Mes enfants les aimaient. Ils aimaient mes enfants. Et moi, j'aimais beaucoup Ghislaine et Jules.
Au début de l'été, Ghislaine m'a annoncé qu'elle fermait sa garderie. Elle voulait le faire depuis des années. Après avoir passé tant d'années à prendre soin des enfants des autres, il était temps pour Ghislaine de prendre soin d'elle, de son mari, de ses enfants et petits-enfants. J'ai eu un choc. Suivi d'une crise d'hyperventilation. Nah. J'exagère. J'ai eu un bref instant de panique, certes, mais j'étais heureuse pour Ghislaine qu'elle prenne enfin du temps pour elle.
Les mois ont passé et à la fin de l'été, mes enfants ont dit un dernier aurevoir à Ghislaine, qui s'est empressée de me dire de passer faire un tour quand bon me semblerait. Sur le chemin du retour, j'ai pleuré discrètement, ce qui a bien fait rigoler l'amoureux quand je lui ai raconté les adieux, plus tard dans la soirée.

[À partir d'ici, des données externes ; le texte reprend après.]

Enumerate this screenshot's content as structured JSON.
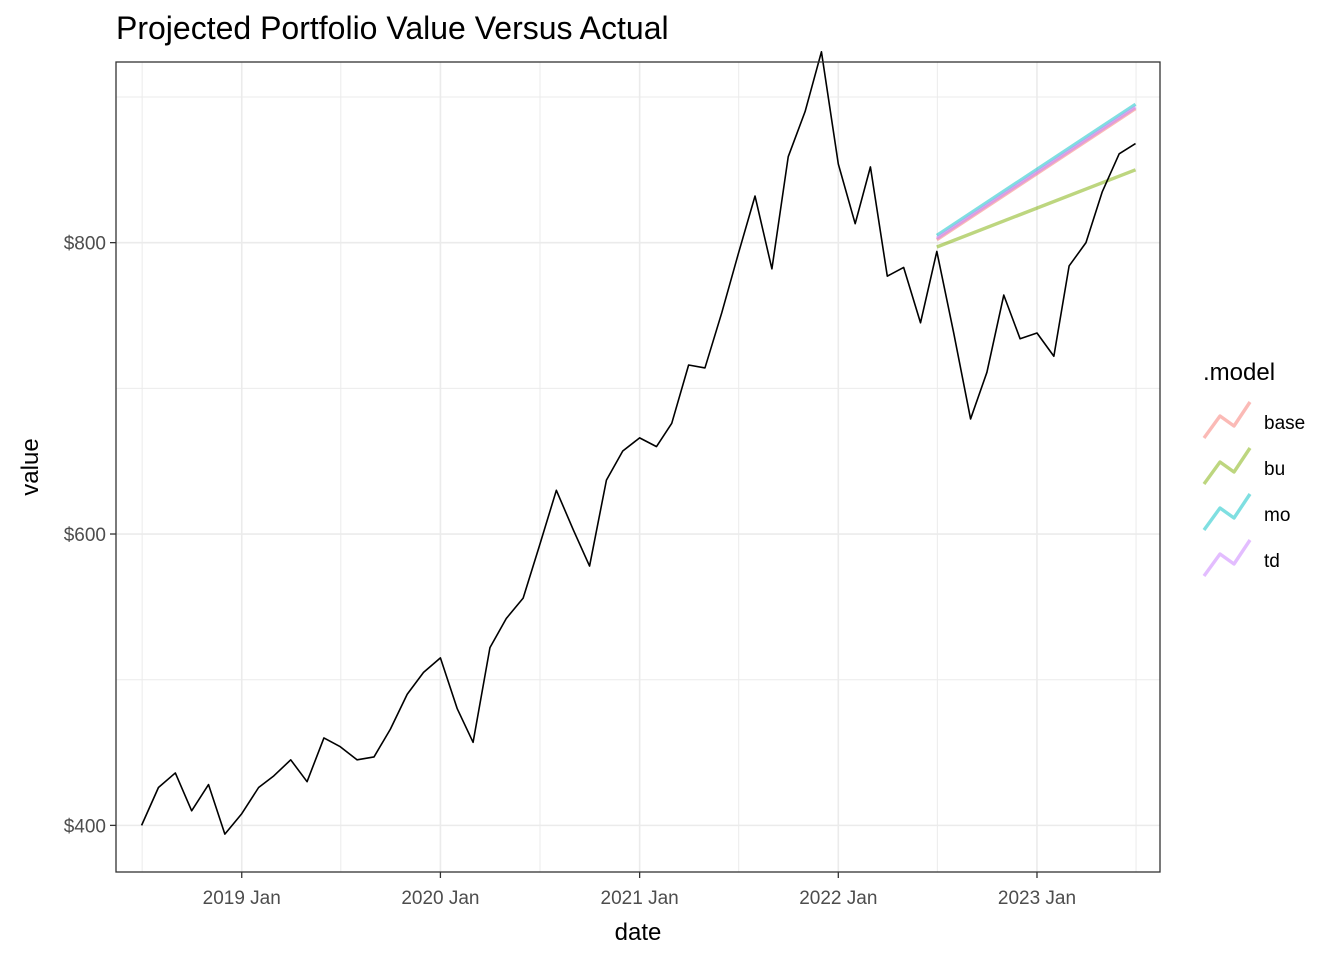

Les semaines ont passé, mes enfants ont appris à connaître une nouvelle éducatrice (toute jeune et géniale elle aussi, en passant). Ghislaine ne faisant plus partie de la routine, il était difficile de trouver du temps pour aller la voir.

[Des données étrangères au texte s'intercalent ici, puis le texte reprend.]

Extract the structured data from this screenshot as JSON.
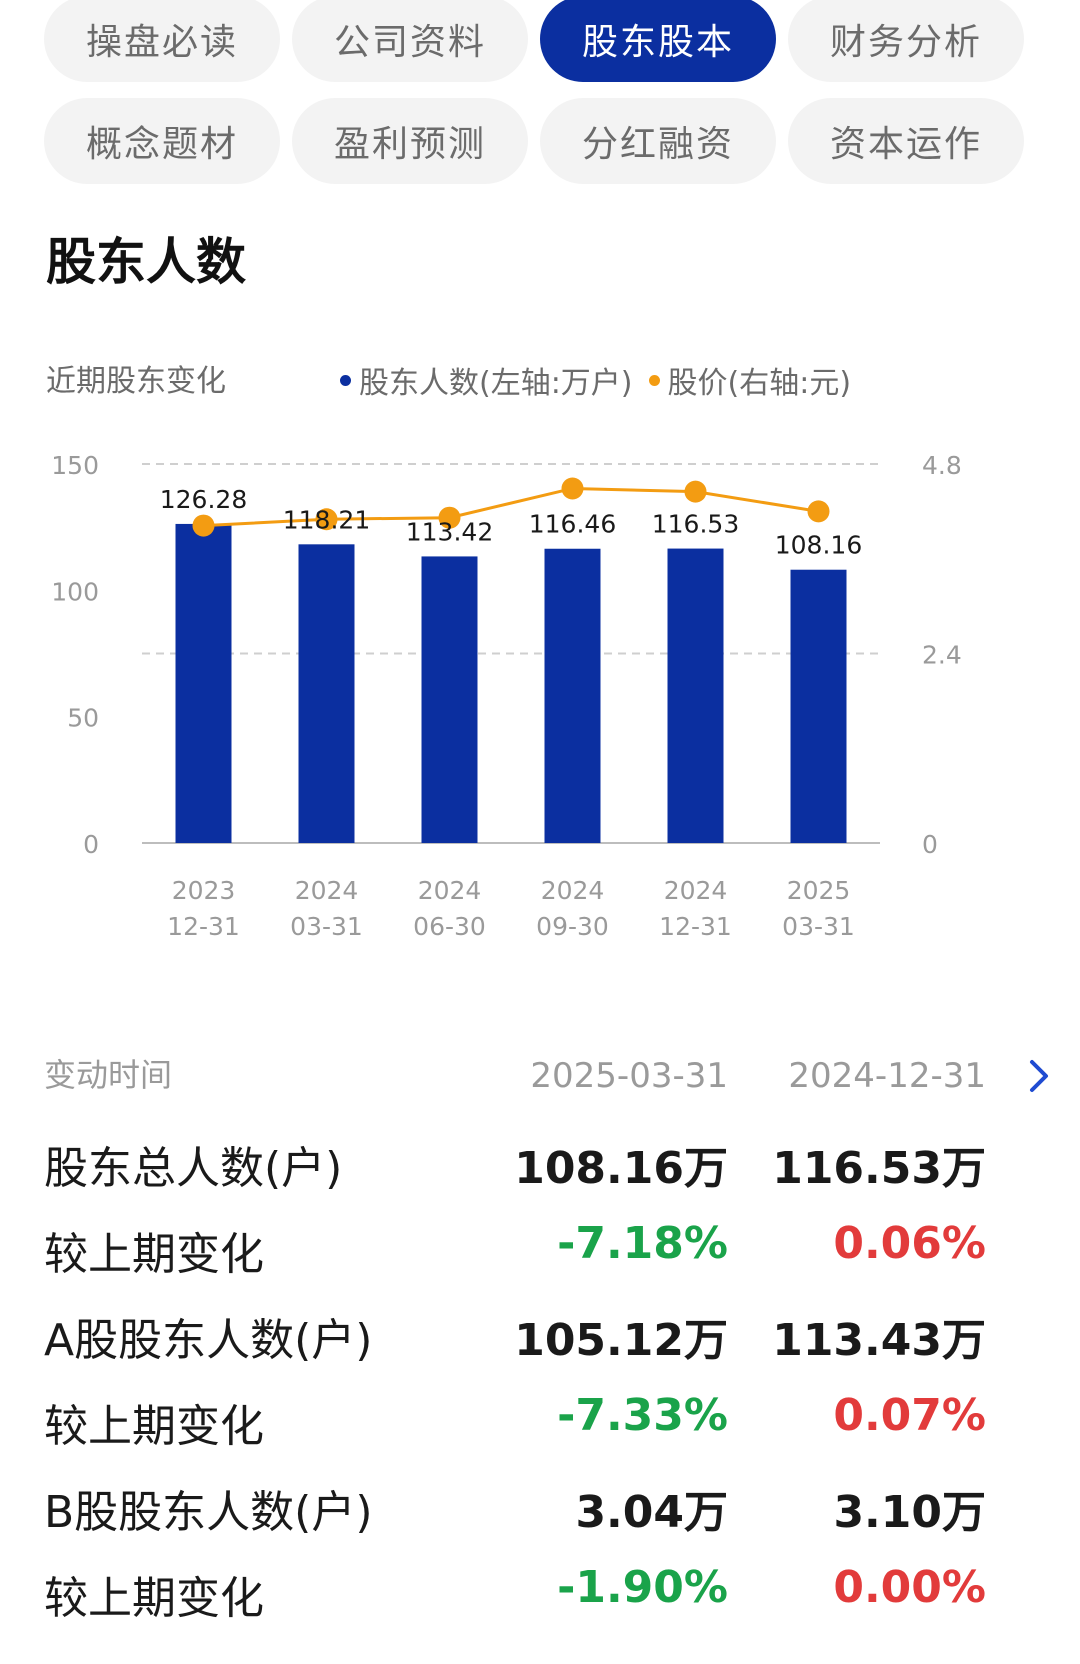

Un soir, l'amoureux est revenu du travail, un regard triste au visage. J'ai pleuré quand il m'a raconté pourquoi. Jules était à l'hôpital. Quelques semaines après la fermeture de la garderie, on lui avait découvert une tumeur au cerveau. J'ai trouvé la vie chienne en sacrament.
«Hey, pouffiasse de vie, c'était vraiment nécessaire, ça?»

*****   Aujourd'hui, je suis allée cogner chez Ghislaine et Jules. Jules était seul. Il avait la moitié du crâne rasée, là où ils ont opéré. Il balbutiait pour m'expliquer qu'à cause de sa tumeur et de l'opération, il avait beaucoup de difficulté à parler. Il avait les yeux plein d'eau. Et moi, j'avais cette boule énorme au ventre, cette envie furieuse de crier que c'était injuste, que j'avais tellement de peine pour lui, pour Ghislaine.   Je me suis contentée de retenir mes larmes violemment, de lui demander s'il avait passé de belles fêtes, si le moral tenait bon malgré tout.   Il a dit «Non».   Je n'ai pas su quoi répondre. Je suis nulle comme ça.